SARAIVA, Barbara Frazão [1]

SARAIVA, Barbara Frazão. Escuelas de criminología y criminología y sus influencias en la formación de un perfil criminógeno en las sociedades. Revista Científica Multidisciplinar Núcleo do Conhecimento. Año 05, Ed. 05, Vol. 07, págs. 127-136. Mayo de 2020. ISSN: 2448-0959, Enlace de acceso: https://www.nucleodoconhecimento.com.br/ley/escuelas-criminologicas

RESUMEN

El artículo en pantalla tiene como objetivo realizar un análisis histórico de la criminología destacando los cambios relacionados con las posiciones de las escuelas criminológicas, con respecto al perfil del criminal y su comportamiento desviado a lo largo del tiempo y la influencia de ello en el entorno social. Con el fin de llevar a cabo los debates pertinentes sobre el tema, el estudio tomará forma de una revisión de la literatura, que, a su vez, se propondrá aludir a aspectos importantes que destaquen en el campo de las teorías penales. Son cruciales para un panorama histórico brasileño y, a partir de él, para llevar a cabo las reflexiones necesarias sobre el perfil criminal, con énfasis en Brasil. Pensar en esas preguntas justifica la relevancia de este estudio.
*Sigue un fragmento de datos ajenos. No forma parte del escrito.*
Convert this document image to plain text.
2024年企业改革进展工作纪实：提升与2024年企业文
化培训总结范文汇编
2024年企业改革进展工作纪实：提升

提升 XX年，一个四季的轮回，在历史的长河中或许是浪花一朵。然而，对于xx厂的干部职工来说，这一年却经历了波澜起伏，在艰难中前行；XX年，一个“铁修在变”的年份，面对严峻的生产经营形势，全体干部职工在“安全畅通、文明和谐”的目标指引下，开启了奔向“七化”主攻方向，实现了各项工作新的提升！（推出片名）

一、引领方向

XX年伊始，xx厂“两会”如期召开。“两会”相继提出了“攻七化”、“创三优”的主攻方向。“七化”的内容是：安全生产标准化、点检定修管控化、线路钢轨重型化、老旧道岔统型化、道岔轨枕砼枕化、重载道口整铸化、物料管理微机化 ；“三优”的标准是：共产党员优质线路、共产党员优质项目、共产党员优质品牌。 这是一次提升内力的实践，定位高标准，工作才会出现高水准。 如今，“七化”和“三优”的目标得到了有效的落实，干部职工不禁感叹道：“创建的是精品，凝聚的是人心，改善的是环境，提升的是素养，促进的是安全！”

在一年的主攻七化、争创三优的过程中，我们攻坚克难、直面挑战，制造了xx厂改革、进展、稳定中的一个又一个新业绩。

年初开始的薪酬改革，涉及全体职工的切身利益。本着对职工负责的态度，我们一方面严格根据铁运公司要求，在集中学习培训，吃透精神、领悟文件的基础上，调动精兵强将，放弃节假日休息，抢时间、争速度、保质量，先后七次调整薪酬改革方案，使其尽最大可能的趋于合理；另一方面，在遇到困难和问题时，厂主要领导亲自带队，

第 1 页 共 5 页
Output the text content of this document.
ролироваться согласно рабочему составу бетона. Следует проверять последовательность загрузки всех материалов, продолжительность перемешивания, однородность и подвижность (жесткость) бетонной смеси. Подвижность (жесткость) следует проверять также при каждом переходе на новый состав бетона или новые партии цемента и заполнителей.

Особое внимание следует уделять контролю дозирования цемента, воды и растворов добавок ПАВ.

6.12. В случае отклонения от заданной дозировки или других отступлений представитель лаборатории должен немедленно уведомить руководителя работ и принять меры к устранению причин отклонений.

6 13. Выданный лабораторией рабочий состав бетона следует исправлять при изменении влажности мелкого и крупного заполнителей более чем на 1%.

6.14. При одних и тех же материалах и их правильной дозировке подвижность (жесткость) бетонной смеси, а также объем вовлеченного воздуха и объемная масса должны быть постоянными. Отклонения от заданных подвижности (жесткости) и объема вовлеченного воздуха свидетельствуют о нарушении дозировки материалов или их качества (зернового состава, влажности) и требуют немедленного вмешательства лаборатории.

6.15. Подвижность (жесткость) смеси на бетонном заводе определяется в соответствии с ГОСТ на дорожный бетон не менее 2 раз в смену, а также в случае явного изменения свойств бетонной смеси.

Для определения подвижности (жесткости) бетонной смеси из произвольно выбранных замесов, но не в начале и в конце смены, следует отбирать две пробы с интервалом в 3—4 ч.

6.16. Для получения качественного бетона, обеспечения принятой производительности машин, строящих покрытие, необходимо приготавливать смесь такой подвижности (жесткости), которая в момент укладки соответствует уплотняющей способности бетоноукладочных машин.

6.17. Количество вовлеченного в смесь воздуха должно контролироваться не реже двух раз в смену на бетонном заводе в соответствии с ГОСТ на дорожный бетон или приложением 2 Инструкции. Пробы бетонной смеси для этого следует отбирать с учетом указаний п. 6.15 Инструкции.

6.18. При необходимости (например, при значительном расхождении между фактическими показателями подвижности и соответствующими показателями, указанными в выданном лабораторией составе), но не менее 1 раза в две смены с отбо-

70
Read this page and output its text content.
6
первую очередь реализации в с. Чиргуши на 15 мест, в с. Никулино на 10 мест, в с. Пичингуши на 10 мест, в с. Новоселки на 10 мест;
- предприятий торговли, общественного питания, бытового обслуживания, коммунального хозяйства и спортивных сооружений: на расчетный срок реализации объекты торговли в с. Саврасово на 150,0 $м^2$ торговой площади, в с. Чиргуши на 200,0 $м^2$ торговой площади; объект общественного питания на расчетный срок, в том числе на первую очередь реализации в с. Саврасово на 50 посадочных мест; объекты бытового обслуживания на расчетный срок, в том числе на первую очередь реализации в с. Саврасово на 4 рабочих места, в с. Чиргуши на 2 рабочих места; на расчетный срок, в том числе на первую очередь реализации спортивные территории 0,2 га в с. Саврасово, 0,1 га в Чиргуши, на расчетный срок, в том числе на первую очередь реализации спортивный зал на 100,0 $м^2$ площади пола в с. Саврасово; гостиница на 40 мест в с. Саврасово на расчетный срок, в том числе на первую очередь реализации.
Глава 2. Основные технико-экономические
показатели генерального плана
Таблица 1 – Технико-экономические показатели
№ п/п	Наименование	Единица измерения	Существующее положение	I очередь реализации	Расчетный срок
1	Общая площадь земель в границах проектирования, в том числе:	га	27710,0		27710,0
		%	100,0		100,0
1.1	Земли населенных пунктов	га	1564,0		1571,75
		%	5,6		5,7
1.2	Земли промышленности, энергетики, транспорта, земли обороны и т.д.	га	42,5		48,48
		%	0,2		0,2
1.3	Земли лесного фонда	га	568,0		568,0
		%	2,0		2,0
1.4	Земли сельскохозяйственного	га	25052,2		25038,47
Palabras clave: Criminología, Escuelas Criminológicas, cambios, entorno social.

1. INTRODUCCIÓN

Esta propuesta pretende analizar, desde el punto de vista de la ciencia criminal, sobre las transformaciones tangenciales a la construcción de la imagen del criminal. Para ello, se basará en conceptos y teorías de escuelas criminológicas para verificar su expresividad en el entorno en el que uno vive. Inicialmente, discutiremos qué es la criminología, el objeto de esta ciencia y el método que utiliza, así como la posición de varios autores sobre el tema. A continuación, se llevará a cabo un breve análisis histórico de las Escuelas de Pensamiento Criminológico, destacando las percepciones de cada una en relación con el análisis del perfil criminógeno. Este es un artículo de revisión basado en el método deductivo, y por lo tanto se basa en la investigación bibliográfica.

Debido al enfoque metodológico empleado aquí, la investigación se centrará en aspectos que impregnan el campo de la criminología. También se verificará cómo estos elementos demuestran la importancia de pensar en la ciencia criminológica desde el punto de vista social, porque a partir de esta asimetría con la sociedad es posible que haya una mejor comprensión del perfil de criminógeno. Su objetivo es identificar a los delincuentes a través de la presentación de diferentes puntos de vista sobre la justificación del delito, destacando que tales teorías son fruto del pensamiento humano y, por lo tanto, estas visiones están influenciadas por múltiples relaciones humanas condicionando tiempos.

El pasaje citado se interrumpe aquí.